Originally Posted by Hammerstein
So I just got done rewiring a 76 corvette, and everything has gone smoothly until I went to start it. Now mind you; the car ran fine when I parked it at the beginning of summer and the only reason it was being rewired is because I had rewired it before when I was still learning and had a lot of poor craftsmanship. I used a generic painless universal harness. When I turn the key the engine cranks just fine, but i don't appear to have any spark. I checked the voltage on the +coil wire and it reads 12 V. I have the ground on the HEI going to the choke's ground on the carburetor (though I did also try a different ground when I was troubleshooting). From what I can see, everything is working the way it should but I can't see a spark either with the plug or with a socket shoved in the wire boot. So far I have swapped out the ignition module, cap, and coil but nothing has got it to fire. I've now become more certain that it must be my wiring, but I have no idea
where to look next. An HEI only has 3 wires going to it correct? (tach, coil, ground?) I even checked the +coil wire's voltage as I turned the key to "start" to see if the voltage was cutting out of something, but no dice. Someone please help!

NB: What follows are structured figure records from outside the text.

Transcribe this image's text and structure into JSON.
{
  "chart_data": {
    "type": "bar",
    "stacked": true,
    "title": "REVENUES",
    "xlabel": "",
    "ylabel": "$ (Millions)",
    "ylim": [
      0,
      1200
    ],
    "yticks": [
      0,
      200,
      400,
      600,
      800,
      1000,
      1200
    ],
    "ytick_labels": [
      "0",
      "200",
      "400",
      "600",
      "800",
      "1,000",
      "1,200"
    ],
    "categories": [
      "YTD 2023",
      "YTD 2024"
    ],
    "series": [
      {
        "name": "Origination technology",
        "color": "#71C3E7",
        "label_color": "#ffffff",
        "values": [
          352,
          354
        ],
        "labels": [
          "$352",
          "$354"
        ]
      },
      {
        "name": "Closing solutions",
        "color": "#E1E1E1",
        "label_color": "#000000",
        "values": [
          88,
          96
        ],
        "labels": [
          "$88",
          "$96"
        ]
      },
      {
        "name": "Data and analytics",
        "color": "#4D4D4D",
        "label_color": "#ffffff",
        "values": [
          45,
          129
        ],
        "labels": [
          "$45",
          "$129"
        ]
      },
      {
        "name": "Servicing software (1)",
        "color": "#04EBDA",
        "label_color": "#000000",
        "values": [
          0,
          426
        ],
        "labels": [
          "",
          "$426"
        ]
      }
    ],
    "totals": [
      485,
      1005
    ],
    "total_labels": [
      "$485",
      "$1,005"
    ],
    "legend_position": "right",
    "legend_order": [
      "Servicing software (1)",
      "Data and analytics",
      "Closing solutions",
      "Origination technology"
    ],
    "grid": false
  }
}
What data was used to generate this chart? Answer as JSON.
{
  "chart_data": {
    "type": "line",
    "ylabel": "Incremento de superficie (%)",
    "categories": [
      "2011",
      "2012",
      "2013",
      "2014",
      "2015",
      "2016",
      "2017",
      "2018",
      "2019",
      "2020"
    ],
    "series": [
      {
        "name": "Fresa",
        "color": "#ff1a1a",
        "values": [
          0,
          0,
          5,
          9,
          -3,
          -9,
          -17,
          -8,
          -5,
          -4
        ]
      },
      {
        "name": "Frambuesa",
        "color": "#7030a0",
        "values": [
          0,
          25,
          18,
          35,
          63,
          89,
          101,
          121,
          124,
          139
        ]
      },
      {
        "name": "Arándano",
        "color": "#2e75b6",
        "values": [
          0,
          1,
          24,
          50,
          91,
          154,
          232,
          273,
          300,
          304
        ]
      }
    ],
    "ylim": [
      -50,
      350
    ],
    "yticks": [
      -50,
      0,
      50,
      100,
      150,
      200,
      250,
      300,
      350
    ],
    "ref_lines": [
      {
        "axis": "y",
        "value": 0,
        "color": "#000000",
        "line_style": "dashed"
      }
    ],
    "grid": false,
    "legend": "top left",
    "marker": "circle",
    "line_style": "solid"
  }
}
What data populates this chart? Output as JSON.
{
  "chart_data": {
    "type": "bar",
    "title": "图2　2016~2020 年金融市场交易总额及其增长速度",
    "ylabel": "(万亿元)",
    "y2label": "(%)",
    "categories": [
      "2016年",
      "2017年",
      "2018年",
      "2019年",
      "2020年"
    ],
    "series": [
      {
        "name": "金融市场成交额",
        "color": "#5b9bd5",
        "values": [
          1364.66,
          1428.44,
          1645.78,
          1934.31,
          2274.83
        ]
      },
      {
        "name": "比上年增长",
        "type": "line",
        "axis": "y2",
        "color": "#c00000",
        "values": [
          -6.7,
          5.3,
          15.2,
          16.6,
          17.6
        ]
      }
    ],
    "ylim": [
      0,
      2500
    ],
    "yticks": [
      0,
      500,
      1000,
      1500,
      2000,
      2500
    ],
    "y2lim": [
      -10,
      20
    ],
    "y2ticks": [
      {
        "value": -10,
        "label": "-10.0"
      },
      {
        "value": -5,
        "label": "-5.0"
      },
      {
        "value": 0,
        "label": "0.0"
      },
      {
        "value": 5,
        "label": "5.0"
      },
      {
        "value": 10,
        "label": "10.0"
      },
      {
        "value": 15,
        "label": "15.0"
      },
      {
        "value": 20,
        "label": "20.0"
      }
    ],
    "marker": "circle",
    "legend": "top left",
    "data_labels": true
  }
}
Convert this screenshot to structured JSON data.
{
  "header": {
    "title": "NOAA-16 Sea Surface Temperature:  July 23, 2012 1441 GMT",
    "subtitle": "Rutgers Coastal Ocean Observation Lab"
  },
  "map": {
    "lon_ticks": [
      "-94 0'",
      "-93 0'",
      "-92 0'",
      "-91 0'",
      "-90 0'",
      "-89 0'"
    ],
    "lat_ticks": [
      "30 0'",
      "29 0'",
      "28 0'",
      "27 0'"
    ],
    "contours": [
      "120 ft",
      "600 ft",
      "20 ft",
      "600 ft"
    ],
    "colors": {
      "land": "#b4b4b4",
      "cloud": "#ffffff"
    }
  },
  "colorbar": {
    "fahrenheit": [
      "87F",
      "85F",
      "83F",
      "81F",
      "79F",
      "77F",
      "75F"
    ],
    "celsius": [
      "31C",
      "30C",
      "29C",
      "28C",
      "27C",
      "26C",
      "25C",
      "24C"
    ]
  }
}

I'm not following you on the choke ground wire. The choke heater is grounded through the choke housing to the carb body, intake, cylinder head, etc. on through to the battery, no ground wire needed. The only wire required at the choke itself is a 12 v current carrying wire.
The ground on the distributor is connected to the coil on one end and the body of the distributor on the other. The rest of the ground pathway is through the dist. body through the clamp and bolt into the engine block, etc. on to the battery eventually.
As for the power supply wire having a splice in it (if that's the case), I would caution you against using the coil power wire to run anything else. The HEI needs full battery current to work at its best.
Be sure there is a male terminal in the center position in the coil cover that mates w/the female 3-wire connecter/pigtail that's attached to the distributor. That's the ground for the coil. The way the ground is made, it can be accidentally left off. It will be either a wire or solid metal conductor running to one of the coil holddown screws. If it's left off, the coil will not be grounded.